Fax machines are widely regarded as insecure, clunky, and just generally obsolete pieces of tech that deserve to be burned in effigy, not unlike a lot of the other shit we remember from the earlier decades of technological innovation. But because bureaucracy’s gonna bureaucracy, U.S. federal officials can’t seem to stop relying on these pieces of outdated junk.
Case in point: Earlier today, the New York Times dropped this piece describing exactly what happens when a fax machine based in a suburban Texas Health Department is faced with the state’s current record-breaking influx of new covid-19 cases — and of tests to process. As the Times describes:
The machine at the Harris County Public Health department in Houston recently became overwhelmed when one laboratory sent a large batch of test results, spraying hundreds of pages all over the floor.
“Picture the image of hundreds of faxes coming through, and the machine just shooting out paper,” said Dr. Umair Shah, executive director of the department. The county has so far recorded more than 40,000 coronavirus cases.
The idea of a machine spewing docs describing case after case after case is kind of an apt image for what’s going on across Texas right now. Even outside of Harris County, the state’s rates of hospitalisations and deaths have continued to climb, with the most recent numbers pointing to more than 3,000 deaths attributed to the virus. It’s gotten bad enough that Texas Gov. Greg Abott walked back his previously wobbly stance on masks, making them mandatory for most counties at the start of this month.
(Emphasis on “most.” As of this week, there are still nearly 80 counties statewide that refuse to uphold the mandate, hospitalisations and death rates be damned.)
Naturally, though, more hospitalisations means more paperwork, and more paperwork means more faxes. While clinics have gotten better about digitising their workflows over the past decade, more often than not, their shiny new electronic systems can’t quite mesh with their counterpart systems in the clinics in the next town over. That means they’re stuck relying on ol’ faithful — the fax machine — to get these messages across. As one Travis-county-based doctor told the Times, their own office machine is currently cranking out around 1,000 test-related faxes per day.
But as anyone who’s ever tried sending a fax can tell you, pages fluttering onto the floor are the least of these clinic’s problems. Faxes can be blurred or leave chunks of someone’s medical record out of the transmission entirely. Other times, printouts can be too dark or too faint to even read. And as the doctor explained, tracking down all of that information takes too long to make any sort of contact-tracing effort worth a damn:
He has been advising those in the area with virus symptoms to assume they are positive, since the tests take so long to come back.
“When we are receiving results back 14 days after the individual became symptomatic, it’s not useful at all,” Dr. Escott said.
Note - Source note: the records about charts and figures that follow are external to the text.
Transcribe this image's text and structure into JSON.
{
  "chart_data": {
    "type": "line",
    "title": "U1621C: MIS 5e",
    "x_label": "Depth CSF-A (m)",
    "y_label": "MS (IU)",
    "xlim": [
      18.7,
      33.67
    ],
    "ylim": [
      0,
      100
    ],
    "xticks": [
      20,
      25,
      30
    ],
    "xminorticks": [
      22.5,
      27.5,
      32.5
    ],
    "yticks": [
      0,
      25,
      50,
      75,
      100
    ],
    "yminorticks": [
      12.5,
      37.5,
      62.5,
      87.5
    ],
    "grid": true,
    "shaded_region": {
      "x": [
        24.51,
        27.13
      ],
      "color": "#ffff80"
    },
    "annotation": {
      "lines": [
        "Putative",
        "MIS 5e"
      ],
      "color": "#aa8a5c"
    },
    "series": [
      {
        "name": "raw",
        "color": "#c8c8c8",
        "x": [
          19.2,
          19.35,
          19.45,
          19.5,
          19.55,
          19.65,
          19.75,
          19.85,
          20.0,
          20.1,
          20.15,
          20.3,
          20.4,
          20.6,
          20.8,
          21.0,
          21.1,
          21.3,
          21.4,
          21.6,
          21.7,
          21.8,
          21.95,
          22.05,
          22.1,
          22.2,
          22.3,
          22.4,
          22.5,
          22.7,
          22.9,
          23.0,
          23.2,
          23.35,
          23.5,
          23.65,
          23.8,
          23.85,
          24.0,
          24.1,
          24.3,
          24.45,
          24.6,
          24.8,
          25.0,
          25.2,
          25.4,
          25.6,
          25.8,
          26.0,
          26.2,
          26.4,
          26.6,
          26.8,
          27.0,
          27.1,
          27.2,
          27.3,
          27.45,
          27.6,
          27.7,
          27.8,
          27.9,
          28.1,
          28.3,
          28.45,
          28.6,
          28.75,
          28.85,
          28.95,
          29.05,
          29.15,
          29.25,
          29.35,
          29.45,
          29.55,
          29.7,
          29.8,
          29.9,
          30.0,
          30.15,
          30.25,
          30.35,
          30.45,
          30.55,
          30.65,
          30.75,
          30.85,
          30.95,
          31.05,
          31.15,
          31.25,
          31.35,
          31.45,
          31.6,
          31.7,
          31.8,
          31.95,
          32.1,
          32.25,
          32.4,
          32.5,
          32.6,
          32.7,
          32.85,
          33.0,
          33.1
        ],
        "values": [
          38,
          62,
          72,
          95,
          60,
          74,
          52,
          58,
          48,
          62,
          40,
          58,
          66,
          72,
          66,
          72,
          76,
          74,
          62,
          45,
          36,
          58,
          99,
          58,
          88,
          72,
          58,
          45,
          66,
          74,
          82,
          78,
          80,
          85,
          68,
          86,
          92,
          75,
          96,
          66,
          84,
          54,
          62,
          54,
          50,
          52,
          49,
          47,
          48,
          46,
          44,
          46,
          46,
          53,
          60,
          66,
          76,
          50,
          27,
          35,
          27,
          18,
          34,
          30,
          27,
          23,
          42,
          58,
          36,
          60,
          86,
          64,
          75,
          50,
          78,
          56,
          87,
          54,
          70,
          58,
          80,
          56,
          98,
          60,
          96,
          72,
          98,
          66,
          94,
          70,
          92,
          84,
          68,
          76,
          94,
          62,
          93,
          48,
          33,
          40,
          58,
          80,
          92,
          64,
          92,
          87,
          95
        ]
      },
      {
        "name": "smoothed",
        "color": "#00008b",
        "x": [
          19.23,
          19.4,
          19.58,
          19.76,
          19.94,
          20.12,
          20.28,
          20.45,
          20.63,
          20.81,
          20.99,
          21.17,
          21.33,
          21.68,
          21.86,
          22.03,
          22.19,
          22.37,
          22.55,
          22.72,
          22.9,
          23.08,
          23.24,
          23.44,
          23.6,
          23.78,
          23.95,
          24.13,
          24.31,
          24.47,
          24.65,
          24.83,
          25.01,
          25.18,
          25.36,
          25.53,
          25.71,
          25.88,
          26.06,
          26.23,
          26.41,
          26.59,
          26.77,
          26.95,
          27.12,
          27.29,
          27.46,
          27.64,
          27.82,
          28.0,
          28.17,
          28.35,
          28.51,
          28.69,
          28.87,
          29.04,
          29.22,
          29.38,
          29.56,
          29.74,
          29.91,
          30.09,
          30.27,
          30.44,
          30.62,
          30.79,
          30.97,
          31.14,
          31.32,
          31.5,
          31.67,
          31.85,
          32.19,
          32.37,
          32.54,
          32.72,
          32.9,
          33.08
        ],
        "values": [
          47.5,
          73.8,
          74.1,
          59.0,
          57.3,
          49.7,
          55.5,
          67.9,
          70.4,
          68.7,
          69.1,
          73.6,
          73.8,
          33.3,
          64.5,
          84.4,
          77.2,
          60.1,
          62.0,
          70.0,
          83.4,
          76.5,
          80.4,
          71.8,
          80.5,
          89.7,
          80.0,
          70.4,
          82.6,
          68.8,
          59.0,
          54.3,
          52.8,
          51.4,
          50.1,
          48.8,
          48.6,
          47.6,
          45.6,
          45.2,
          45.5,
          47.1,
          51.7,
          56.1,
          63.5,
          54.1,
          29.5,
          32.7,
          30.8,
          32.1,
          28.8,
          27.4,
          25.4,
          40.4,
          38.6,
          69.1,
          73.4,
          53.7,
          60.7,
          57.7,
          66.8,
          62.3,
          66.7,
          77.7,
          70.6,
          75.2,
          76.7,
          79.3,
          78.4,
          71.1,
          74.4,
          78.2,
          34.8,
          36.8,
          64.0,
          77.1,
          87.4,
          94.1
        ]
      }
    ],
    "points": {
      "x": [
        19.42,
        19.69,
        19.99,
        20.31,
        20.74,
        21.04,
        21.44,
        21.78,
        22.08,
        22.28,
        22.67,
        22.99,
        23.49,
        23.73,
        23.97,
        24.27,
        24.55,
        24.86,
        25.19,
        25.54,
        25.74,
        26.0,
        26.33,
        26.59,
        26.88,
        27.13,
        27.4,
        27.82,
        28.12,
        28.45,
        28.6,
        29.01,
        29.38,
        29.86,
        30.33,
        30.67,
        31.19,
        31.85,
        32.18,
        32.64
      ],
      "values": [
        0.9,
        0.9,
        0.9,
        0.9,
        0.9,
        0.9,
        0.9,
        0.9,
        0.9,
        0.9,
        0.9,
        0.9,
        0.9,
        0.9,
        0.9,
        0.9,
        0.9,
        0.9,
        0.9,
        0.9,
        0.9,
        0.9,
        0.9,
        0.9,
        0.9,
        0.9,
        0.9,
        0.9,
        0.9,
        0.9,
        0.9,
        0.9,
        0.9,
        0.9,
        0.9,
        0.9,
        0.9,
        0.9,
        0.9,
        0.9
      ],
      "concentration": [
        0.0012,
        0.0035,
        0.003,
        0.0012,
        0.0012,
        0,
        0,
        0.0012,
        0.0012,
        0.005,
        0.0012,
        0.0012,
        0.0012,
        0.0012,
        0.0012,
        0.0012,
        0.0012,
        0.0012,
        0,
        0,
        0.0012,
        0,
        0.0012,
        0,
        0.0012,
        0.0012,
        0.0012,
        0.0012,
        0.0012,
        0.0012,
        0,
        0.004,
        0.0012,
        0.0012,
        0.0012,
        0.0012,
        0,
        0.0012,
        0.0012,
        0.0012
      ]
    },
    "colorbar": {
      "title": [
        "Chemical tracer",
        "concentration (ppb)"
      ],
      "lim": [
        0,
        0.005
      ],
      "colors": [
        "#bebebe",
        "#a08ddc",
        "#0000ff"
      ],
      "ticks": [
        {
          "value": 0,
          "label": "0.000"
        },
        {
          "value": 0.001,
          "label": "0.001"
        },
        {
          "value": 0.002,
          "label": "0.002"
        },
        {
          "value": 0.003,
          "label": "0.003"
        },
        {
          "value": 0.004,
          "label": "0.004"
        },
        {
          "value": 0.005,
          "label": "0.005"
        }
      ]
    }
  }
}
Back in 2009, the Obama administration did try to pull the healthcare systems out of IT hell with the HITECH act, which promised a $US35 ($50) billion dollar investment to encourage, among other things, the adoption of electronic records in doctor’s offices across the U.S. The act has widely proven to be something of a flop, in part because it left U.S. public health departments off the table, meaning they had to upgrade their tech themselves — something that none of them could really afford to do then, and still can’t now.
Coming back to the present day, that means doctors in Texas and elsewhere who might want to, say, send their laboratory tests to just about anyone who isn’t another doctor in the state is stuck still using faxes to do so.
Before covid-19 hit, this might not have been a major issue, but just about everyone agrees that a global pandemic requires all departments — upgraded or otherwise — working together to get things under control. That doesn’t only mean agreeing to wear a damn mask and stay away from other people, but giving healthcare officials enough money to actually step into the same century as the rest of us.